Facebook Prime Bits

This is one of Facebook job candidate puzzles. Given a range [a,b] of positive integer numbers, test for the primality of the number of 1 bits in the binary representation of each number, and do so in O(n) where n is b - a.

Unfortunately the puzzle goes on to assume that n is a 64 bit integer, and that makes asymptotic analysis quite meaningless, so I will discard this assumption for now and comment on it later. The naive solution loops through the given range converting each number to its binary representation, counting 1 bits and testing primality. The complexity of this algorithm is O((b-a) log(b)), using the polynomial time deterministic primality test of Agrawal, Saxena and Kayal. One might think that the primality test is the hard part of the algorithm, but the numbers to be tested are pretty small. The representation of b takes log(b) bits. The number of 1 bits in it is at most, of course, log(b) and that can be represented with log(log(b)) bits, and the ASK algorithm is polynomial w.r.t to the size of its input, or poly(log(log(b))). So is it possible to get rid of the log(b) term depending on counting the bits in the binary representation of a number? The answer is in the following functions and is positive. The main idea is to avoid recomputing the same partial sum of bits over and over again. Imagine a trie or prefix tree of the binary representations of all the numbers in the range. Imagine a traversal in preorder that is performed while keeping a count of 1 bits seen so far between the root (most significant bit) and the current position. Every time a leaf (complete number) is reached, the results are extended with one item.

use strict;

sub countbits {
return f(@_, 0, []);
}

sub f {
my ($a, $b, $count, $retv) = @_;
if ($a != $b) {
my $k = int(log2($b));
if (topbits($a, $k) == topbits($b, $k)) {
return  f(bottombits($a, $k),
bottombits($b, $k),
$count + topbits($a, $k),
$retv );
}
else {
f(bottombits($a, $k),  
2**$k - 1,
$count,
$retv);
return  f(0,
bottombits($b, $k),
$count + 1,  
$retv);
}
}
else {
push @$retv, $count + g($a);
return $retv;
}
}

sub g {
my $a = shift;
return ($a == 0 ? 0 :$a % 2 + g ($a >> 1));
}

sub topbits{
my ($a, $k) = @_;
return $a >> $k;
}

sub bottombits{
my ($a, $k) = @_;
return $a % 2**$k;
}

sub log2 {
my $n = shift;
return log($n)/log(2);
}

The shift and mod operations are not strictly constant time, but they are used just to select the first bit and the remaining bits, so that can be done in constant time but I thought the function was clearer this way.

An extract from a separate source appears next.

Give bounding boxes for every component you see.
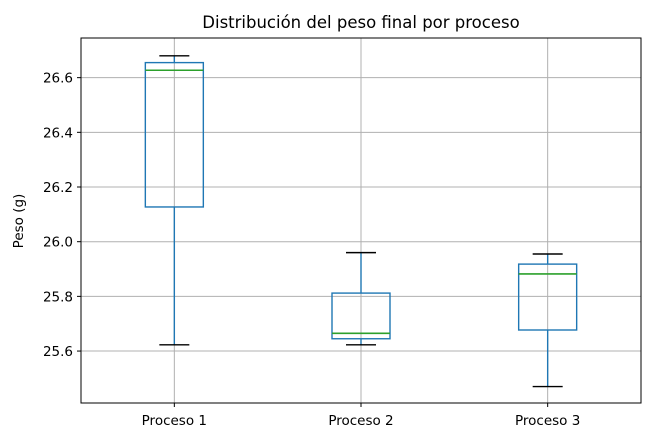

The worst case analysis assumes that the double recursive call is always performed and relies on the fact that the number of significant digits is decreasing by one with each level of recursion. G is of course O(log(a)). This establishes a O((b-a)+log(a)) bound. So there is a log(a) term in there, and we still need the primality test, either precomputed (O((b-a)+log(a)+log(b)poly(log(log(b)))) total time) or performed on each number in O((b-a) poly(log(log(b)))). Neither is superior depending on a. So one can not strictly achieve O(b-a) as claimed by the Facebook gurus. This is not a limitation of my approach. If it were possible, it would imply for a=b that primality can be tested in constant time. Two friends of mine and programming superstars both used the additional assumption of 64 bit numbers to consider log(b) <=64 and therefore constant as we were discussing this problem. Personally, I think mixing finite and asymptotic analysis doesn't really help making things more clear and ridding oneself of a log(b) factor when it can be as large as 64 can have practical consequences. Actually, I think this is a great example that asymptotic analysis is insightful. Still it would be nice to make sure that my algorithm doesn't have horrible constants in its time complexity function. This is left as an exercise for the reader (suggestion: use generating functions).